By: Staff Writer
February 6, 2026
The Economic Commission for Latin America and the Caribbean (ECLAC) said in a recent report that carbon pricing mechanisms
Climate change is one of the greatest challenges facing humanity. Keeping the rise in global temperatures below the limits set in the Paris Agreement requires GHGs to be reduced drastically, and this will entail major transformations in the way economies currently operate. Through their various instruments, carbon pricing policies are an essential element in the set of actions needed for the transition to productive, inclusive and sustainable development.
The report, “Overview of carbon pricing policies in Latin America and the Caribbean, 2025: an analysis of their effectiveness and guidelines for implementation,” also said: “Carbon pricing can be introduced as part of public policy through various alternatives, the validity and appropriateness of which depends, in each case, on the interests of decision makers, the policy to be implemented, and national and international circumstances. Although there may be different ways to classify carbon pricing instruments, the literature often distinguishes between explicit and implicit carbon prices (see diagram 1). While this document reviews each of the explicit and implicit carbon pricing instruments, it focuses on carbon taxes, tradable emissions permits, the social price of carbon, fuel taxes and fossil fuel subsidies.
It added: “In Latin America and the Caribbean, offset systems and carbon credit mechanisms are the instruments that have made the most progress in recent years. At the same time, several countries continue to roll out emissions trading systems among policies to reduce emissions, engage the private sector and streamline the financing of climate action. The use of carbon taxes remains limited in the region, and none has been created at the national level in the last two years. Mexico continues to be a special case, with several subnational carbon taxes in place alongside the national tax and emissions trading system.”

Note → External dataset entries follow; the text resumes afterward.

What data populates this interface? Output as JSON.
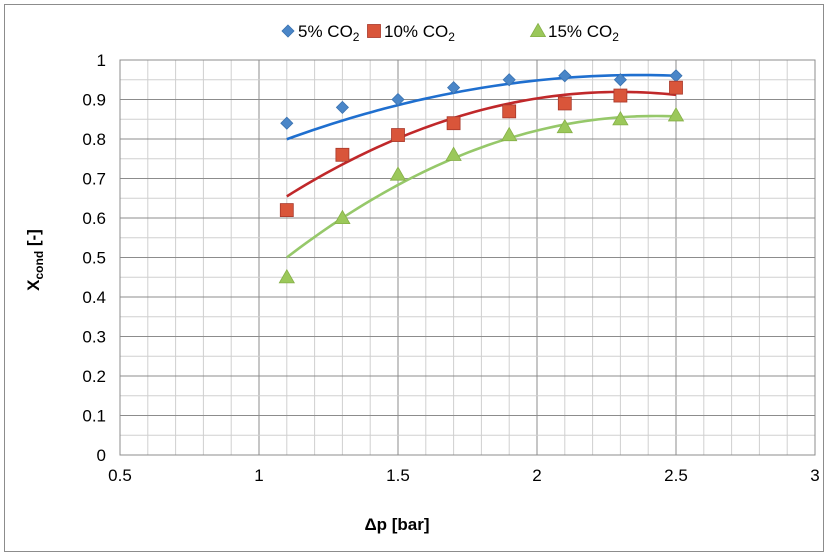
{
  "chart_data": {
    "type": "scatter",
    "title": "",
    "xlabel": "Δp [bar]",
    "ylabel_main": "X",
    "ylabel_sub": "cond",
    "ylabel_suffix": " [-]",
    "xlim": [
      0.5,
      3
    ],
    "ylim": [
      0,
      1
    ],
    "x_ticks": [
      0.5,
      1,
      1.5,
      2,
      2.5,
      3
    ],
    "x_tick_labels": [
      "0.5",
      "1",
      "1.5",
      "2",
      "2.5",
      "3"
    ],
    "y_ticks": [
      0,
      0.1,
      0.2,
      0.3,
      0.4,
      0.5,
      0.6,
      0.7,
      0.8,
      0.9,
      1
    ],
    "y_tick_labels": [
      "0",
      "0.1",
      "0.2",
      "0.3",
      "0.4",
      "0.5",
      "0.6",
      "0.7",
      "0.8",
      "0.9",
      "1"
    ],
    "grid": true,
    "legend_position": "top",
    "series": [
      {
        "name_main": "5% CO",
        "name_sub": "2",
        "marker": "diamond",
        "color": "#4a86c8",
        "trend_color": "#1f6fcf",
        "x": [
          1.1,
          1.3,
          1.5,
          1.7,
          1.9,
          2.1,
          2.3,
          2.5
        ],
        "y": [
          0.84,
          0.88,
          0.9,
          0.93,
          0.95,
          0.96,
          0.95,
          0.96
        ],
        "trend": [
          -0.1012,
          0.4792,
          0.3947
        ]
      },
      {
        "name_main": "10% CO",
        "name_sub": "2",
        "marker": "square",
        "color": "#d9553a",
        "trend_color": "#c0282a",
        "x": [
          1.1,
          1.3,
          1.5,
          1.7,
          1.9,
          2.1,
          2.3,
          2.5
        ],
        "y": [
          0.62,
          0.76,
          0.81,
          0.84,
          0.87,
          0.89,
          0.91,
          0.93
        ],
        "trend": [
          -0.1837,
          0.8449,
          -0.0523
        ]
      },
      {
        "name_main": "15% CO",
        "name_sub": "2",
        "marker": "triangle",
        "color": "#9bc85a",
        "trend_color": "#96c86a",
        "x": [
          1.1,
          1.3,
          1.5,
          1.7,
          1.9,
          2.1,
          2.3,
          2.5
        ],
        "y": [
          0.45,
          0.6,
          0.71,
          0.76,
          0.81,
          0.83,
          0.85,
          0.86
        ],
        "trend": [
          -0.2041,
          0.9898,
          -0.3418
        ]
      }
    ]
  }
}
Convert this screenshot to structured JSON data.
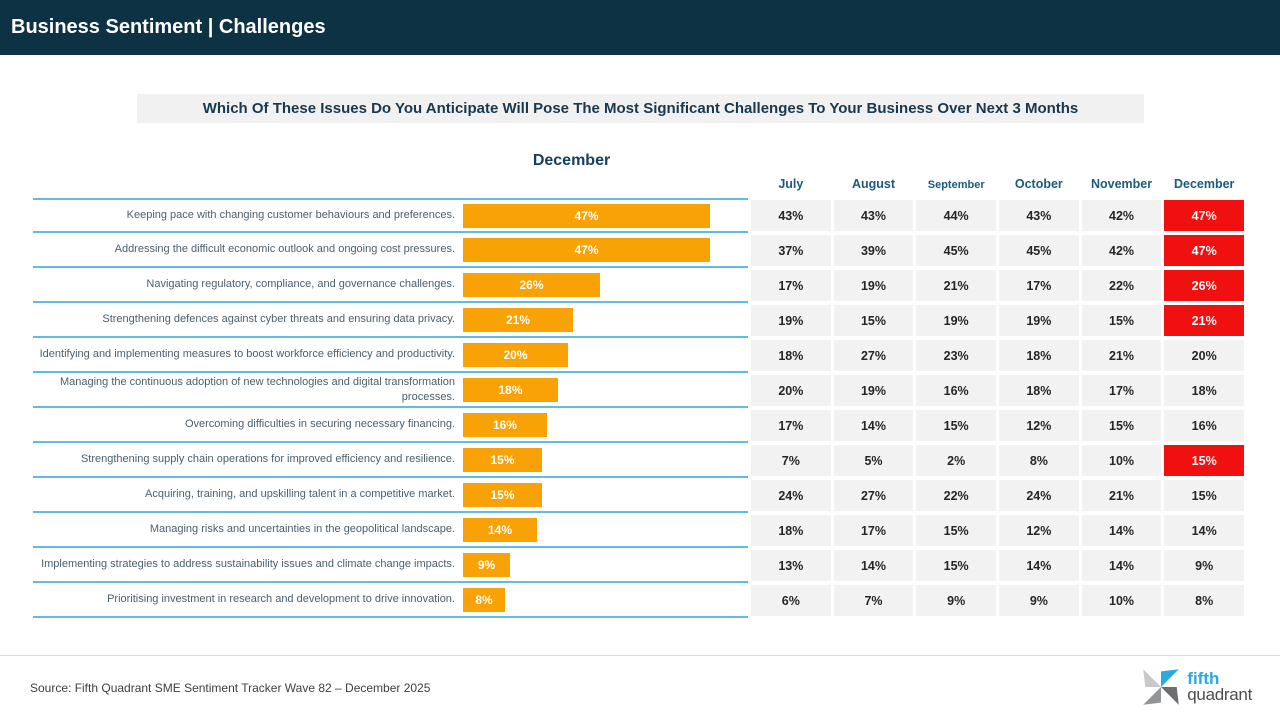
{
  "header": {
    "title": "Business Sentiment | Challenges"
  },
  "question": "Which Of These Issues Do You Anticipate Will Pose The Most Significant Challenges To Your Business Over Next 3 Months",
  "chart_data": {
    "type": "bar",
    "orientation": "horizontal",
    "title": "December",
    "unit": "%",
    "categories": [
      "Keeping pace with changing customer behaviours and preferences.",
      "Addressing the difficult economic outlook and ongoing cost pressures.",
      "Navigating regulatory, compliance, and governance challenges.",
      "Strengthening defences against cyber threats and ensuring data privacy.",
      "Identifying and implementing measures to boost workforce efficiency and productivity.",
      "Managing the continuous adoption of new technologies and digital transformation processes.",
      "Overcoming difficulties in securing necessary financing.",
      "Strengthening supply chain operations for improved efficiency and resilience.",
      "Acquiring, training, and upskilling talent in a competitive market.",
      "Managing risks and uncertainties in the geopolitical landscape.",
      "Implementing strategies to address sustainability issues and climate change impacts.",
      "Prioritising investment in research and development to drive innovation."
    ],
    "bar_values": [
      47,
      47,
      26,
      21,
      20,
      18,
      16,
      15,
      15,
      14,
      9,
      8
    ],
    "series": [
      {
        "name": "July",
        "values": [
          43,
          37,
          17,
          19,
          18,
          20,
          17,
          7,
          24,
          18,
          13,
          6
        ]
      },
      {
        "name": "August",
        "values": [
          43,
          39,
          19,
          15,
          27,
          19,
          14,
          5,
          27,
          17,
          14,
          7
        ]
      },
      {
        "name": "September",
        "values": [
          44,
          45,
          21,
          19,
          23,
          16,
          15,
          2,
          22,
          15,
          15,
          9
        ]
      },
      {
        "name": "October",
        "values": [
          43,
          45,
          17,
          19,
          18,
          18,
          12,
          8,
          24,
          12,
          14,
          9
        ]
      },
      {
        "name": "November",
        "values": [
          42,
          42,
          22,
          15,
          21,
          17,
          15,
          10,
          21,
          14,
          14,
          10
        ]
      },
      {
        "name": "December",
        "values": [
          47,
          47,
          26,
          21,
          20,
          18,
          16,
          15,
          15,
          14,
          9,
          8
        ]
      }
    ],
    "highlighted_rows_december": [
      0,
      1,
      2,
      3,
      7
    ],
    "axis_max_percent": 47,
    "colors": {
      "bar": "#f8a206",
      "highlight": "#f01010",
      "separator": "#62bbe0",
      "cell_bg": "#f2f2f2",
      "header_bg": "#0d3243"
    }
  },
  "footer": {
    "source": "Source: Fifth Quadrant SME Sentiment Tracker Wave 82 – December 2025",
    "logo": {
      "line1": "fifth",
      "line2": "quadrant"
    }
  }
}
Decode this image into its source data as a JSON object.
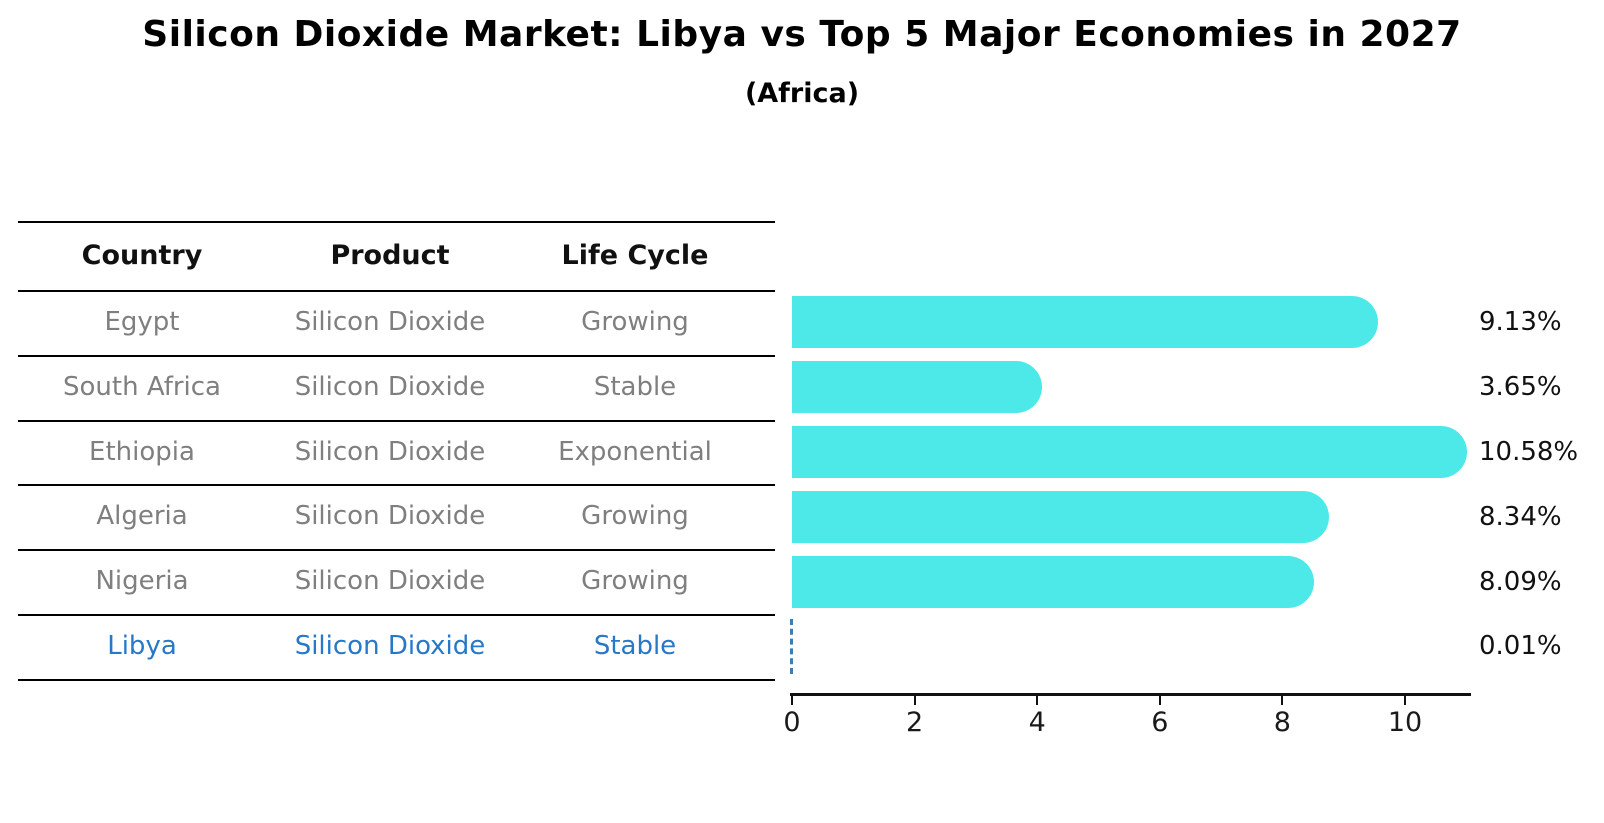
{
  "title": "Silicon Dioxide Market: Libya vs Top 5 Major Economies in 2027",
  "subtitle": "(Africa)",
  "table": {
    "headers": [
      "Country",
      "Product",
      "Life Cycle"
    ],
    "rows": [
      {
        "country": "Egypt",
        "product": "Silicon Dioxide",
        "life_cycle": "Growing",
        "highlighted": false
      },
      {
        "country": "South Africa",
        "product": "Silicon Dioxide",
        "life_cycle": "Stable",
        "highlighted": false
      },
      {
        "country": "Ethiopia",
        "product": "Silicon Dioxide",
        "life_cycle": "Exponential",
        "highlighted": false
      },
      {
        "country": "Algeria",
        "product": "Silicon Dioxide",
        "life_cycle": "Growing",
        "highlighted": false
      },
      {
        "country": "Nigeria",
        "product": "Silicon Dioxide",
        "life_cycle": "Growing",
        "highlighted": false
      },
      {
        "country": "Libya",
        "product": "Silicon Dioxide",
        "life_cycle": "Stable",
        "highlighted": true
      }
    ]
  },
  "chart_data": {
    "type": "bar",
    "orientation": "horizontal",
    "title": "Silicon Dioxide Market: Libya vs Top 5 Major Economies in 2027",
    "subtitle": "(Africa)",
    "categories": [
      "Egypt",
      "South Africa",
      "Ethiopia",
      "Algeria",
      "Nigeria",
      "Libya"
    ],
    "values": [
      9.13,
      3.65,
      10.58,
      8.34,
      8.09,
      0.01
    ],
    "value_labels": [
      "9.13%",
      "3.65%",
      "10.58%",
      "8.34%",
      "8.09%",
      "0.01%"
    ],
    "highlight_index": 5,
    "x_tick_values": [
      0,
      2,
      4,
      6,
      8,
      10
    ],
    "x_tick_labels": [
      "0",
      "2",
      "4",
      "6",
      "8",
      "10"
    ],
    "xlim": [
      0,
      11.1
    ],
    "grid": false,
    "legend": false,
    "xlabel": "",
    "ylabel": ""
  },
  "colors": {
    "bar": "#4DE8E8",
    "highlight_blue": "#2878C8",
    "dashed_outline": "#3E7CB1",
    "row_text": "#7F7F7F",
    "header_text": "#111111",
    "axis": "#111111",
    "background": "#FFFFFF"
  }
}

“A major challenge in implementing carbon pricing is how to define the price or rate to be charged. According to the Intergovernmental Panel on Climate Change (IPCC), to limit the temperature increase to 2 °C, carbon prices in 2030 should be between US$ 60 per ton of carbon dioxide (tCO2 eq) and US$ 120/ tCO2 eq; and, to restrict the increase to 1.5 °C, they should be between US$ 170/tCO2 eq and US$ 290/tCO2 eq.
“Nonetheless, the High-Level Commission on Carbon Prices considers that the explicit carbon price compatible with the Paris Agreement targets should already be in the range of US$ 40/tCO2 eq to US$ 80/tCO2 eq and should be between US$ 50/tCO2 eq and US$ 100/tCO2 eq by 2030. Although approximately 80 carbon pricing instruments are being implemented around the world (World Bank, 2025b), few are in the latter range and, with the exception of Uruguay, they are all applied in high-income countries.”
The report added: “Carbon pricing policies in Latin America and the Caribbean date back to 2014, when several countries introduced new taxes to discourage activities that generated GHG emissions as part of tax reforms.
“Measures of this type, initially implemented in Mexico, gained momentum after the adoption of the Paris Agreement and the GHG emissions reduction commitments that countries made as they submitted their nationally determined contributions.
“In addition to interest in decarbonizing economies, the application of carbon pricing also hastens technological change that helps to modernize production systems and make processes more emissions-efficient. A third motivation for the use of carbon pricing is to generate tax revenue in contexts of resource scarcity, whether or not it is allocated to climate objectives.”